米国では2013年ころからクレジットカード情報の大量漏えい事件が相次いでいます。日本国内でのクレジットカード情報を狙った脅威の状況は。

日本カード情報セキュリティ協議会 運営委員長 武藤 敏弘氏(BSIグループジャパン マーケティング本部 市場開発担当 営業マネージャー)
日本カード情報セキュリティ協議会 運営委員長 武藤 敏弘氏(BSIグループジャパン マーケティング本部 市場開発担当 営業マネージャー)

武藤氏 ハッカー集団は年々大規模になり、グローバルに連携して攻撃を仕掛けてきています。窃取されたカード情報は、テロ組織の資金の一部になっているとも指摘されています。一企業の情報システム担当者が、片手間で行うセキュリティ対策では、もはや対抗できない状況です。

 日本カード情報セキュリティ協議会は、2009年4月の設立当初からECサイト運営会社やクレジットカード会社、決済代行事業者を対象に、カード情報保護の重要性を啓発してきました。しかし、最近はコンビニエンスストアや鉄道会社の窓口などでも、クレジットカードが利用できるようになっています。攻撃者から見れば、攻撃対象となるターゲットは増え続けているわけです。

鍋島氏 クレジットカードに関する犯罪は、2つに大別されます。1つは偽造クレジットカードや番号盗用による「不正利用」。もう1つは、店頭でのスキミングやクレジットカード情報が集約されている企業のシステムにサイバー攻撃を仕掛ける「クレジットカード情報の窃取」です。

 「不正利用」については、かつては偽造カードで高額商品を購入し、換金するといった手口が多かったのですが、今は盗んだクレジットカード番号によるネットショッピングなどでの番号盗用のほうが圧倒的に多くなっています。
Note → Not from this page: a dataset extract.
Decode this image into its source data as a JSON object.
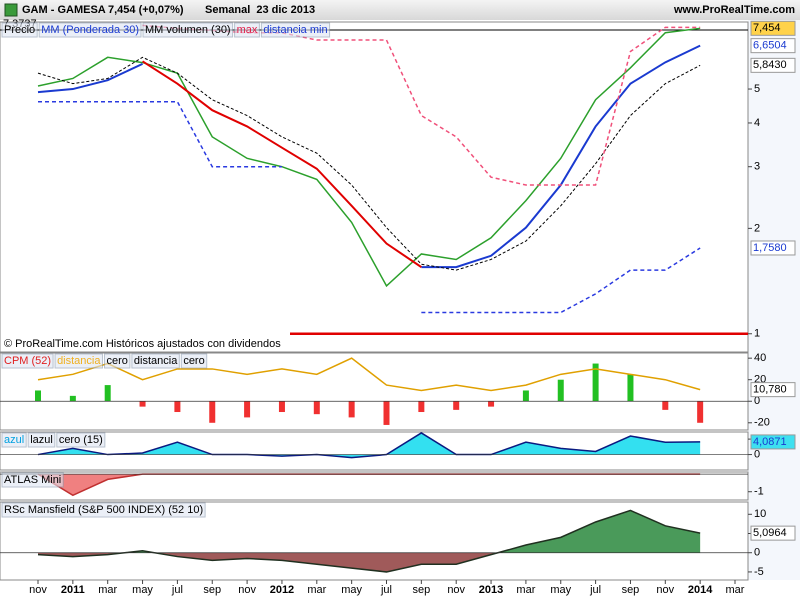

 「クレジットカード情報の窃取」について最近注目されているのはPOS(販売時点情報管理)システムを狙ったサイバー攻撃です。POS端末に感染してメモリーなどからカード情報を収集し外部の犯罪者へ送信するマルウエアが、米国で情報漏えい事件を続発させたのに続いて、2014年には日本国内でも検出されています。

注)日本カード情報セキュリティ協議会
ペイメントカード情報の安全向上を目的に2009年4月設立。IT企業を中心に現在139社が参加。カード情報を扱う企業向けのセキュリティ国際基準「PCI DSS」の普及・啓発を核に、国際カードブランドやPCI SSC(Payment Card Industry Security Standards Council)と連携して活動している。